A bench of Justice Sanjeev Narula was hearing a public interest litigation (PIL) raising concerns about arbitrary tariff rounding, lack of digital payment options, and outdated infrastructure in postal services.
The petition cited specific examples to illustrate the systemic issues. In one instance, a customer was charged Rs 18 for a postal tariff of Rs 17.70 due to the unavailability of exact change, resulting in an overcharge of 30 paise. While this amount may seem negligible, when multiplied across crores of transactions nationwide, it translates into significant financial losses, contended advocate Ujjawal Gaur, the petitioner-in-person.
Conversely, in another example, a customer was charged Rs 41 for a tariff of Rs 41.30, leading to a waiver of 30 paise, which directly impacts the Consolidated Fund of India and highlights the inefficiencies in India Post’s cash-handling practices, added Gaur.

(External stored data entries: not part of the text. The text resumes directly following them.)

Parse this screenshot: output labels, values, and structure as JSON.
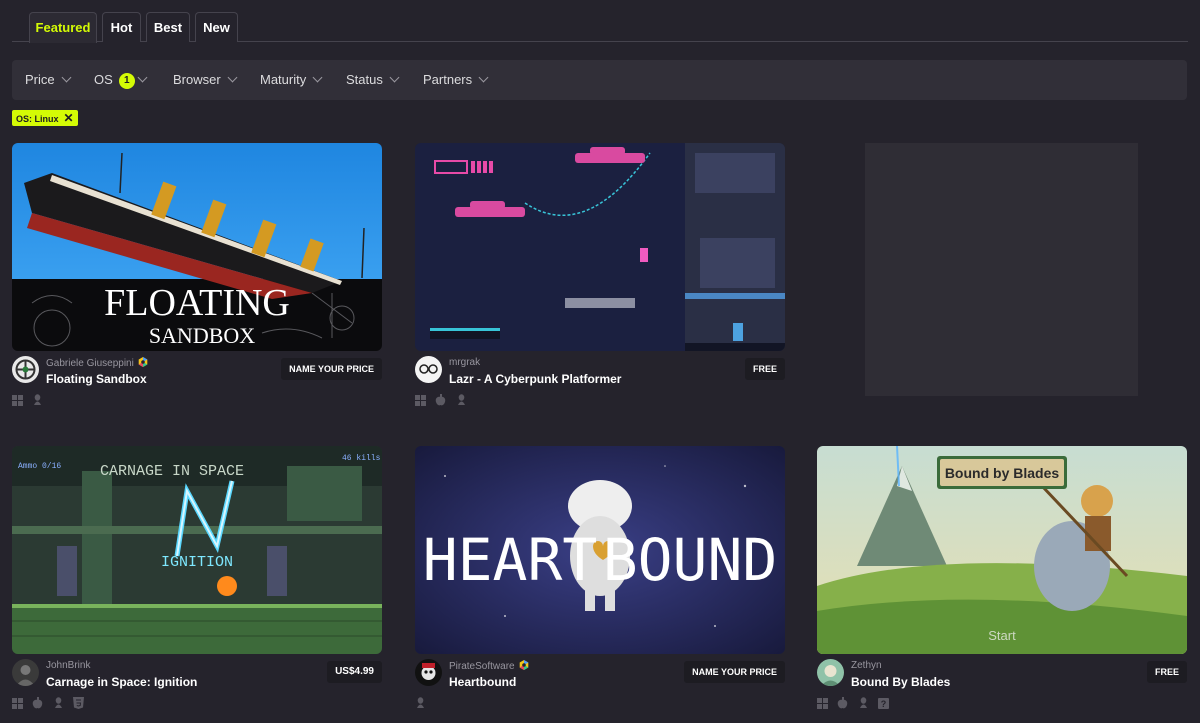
{
  "tabs": [
    {
      "label": "Featured",
      "active": true
    },
    {
      "label": "Hot",
      "active": false
    },
    {
      "label": "Best",
      "active": false
    },
    {
      "label": "New",
      "active": false
    }
  ],
  "filters": [
    {
      "label": "Price"
    },
    {
      "label": "OS",
      "badge": "1"
    },
    {
      "label": "Browser"
    },
    {
      "label": "Maturity"
    },
    {
      "label": "Status"
    },
    {
      "label": "Partners"
    }
  ],
  "active_tag": {
    "label": "OS: Linux",
    "remove_icon": "close-icon"
  },
  "colors": {
    "accent": "#d4fb05",
    "background": "#25232c",
    "panel": "#312f38",
    "verified_badge": [
      "#4f9cf7",
      "#f5c518",
      "#e84a5f",
      "#36c58b"
    ]
  },
  "games": [
    {
      "author": "Gabriele Giuseppini",
      "verified": true,
      "title": "Floating Sandbox",
      "price": "NAME YOUR PRICE",
      "platforms": [
        "windows-icon",
        "linux-icon"
      ],
      "thumb_text": [
        "FLOATING",
        "SANDBOX"
      ]
    },
    {
      "author": "mrgrak",
      "verified": false,
      "title": "Lazr - A Cyberpunk Platformer",
      "price": "FREE",
      "platforms": [
        "windows-icon",
        "apple-icon",
        "linux-icon"
      ]
    },
    {
      "author": "JohnBrink",
      "verified": false,
      "title": "Carnage in Space: Ignition",
      "price": "US$4.99",
      "platforms": [
        "windows-icon",
        "apple-icon",
        "linux-icon",
        "html5-icon"
      ],
      "thumb_text": [
        "CARNAGE IN SPACE",
        "IGNITION",
        "Ammo 0/16",
        "46 kills"
      ]
    },
    {
      "author": "PirateSoftware",
      "verified": true,
      "title": "Heartbound",
      "price": "NAME YOUR PRICE",
      "platforms": [
        "linux-icon"
      ],
      "thumb_text": [
        "HEART",
        "BOUND"
      ]
    },
    {
      "author": "Zethyn",
      "verified": false,
      "title": "Bound By Blades",
      "price": "FREE",
      "platforms": [
        "windows-icon",
        "apple-icon",
        "linux-icon",
        "unknown-platform-icon"
      ],
      "thumb_text": [
        "Bound by Blades",
        "Start"
      ]
    }
  ]
}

“This reliance on cash transactions leads to inefficiencies, delays, and situations where customers, unable to provide exact change, often forfeit the leftover balance, further compounding financial losses,” contended the petition.
Further, it said that the lack of digital payment facilities violates Article 14 of the Constitution as it discriminates against people who are solely reliant on cashless transactions.
Agreeing to examine the issue raised in the PIL, Justice Narula-led Bench issued a notice to India Post, the Union government and other respondents and sought their responses within four weeks.
“Issue notice to Respondents, by all permissible modes, upon filing of process fee, returnable on the next date of hearing. On service, such Respondents shall file a counter affidavit within a period of four weeks from the date of service,” it ordered.
The matter will be heard next on April 25, 2025.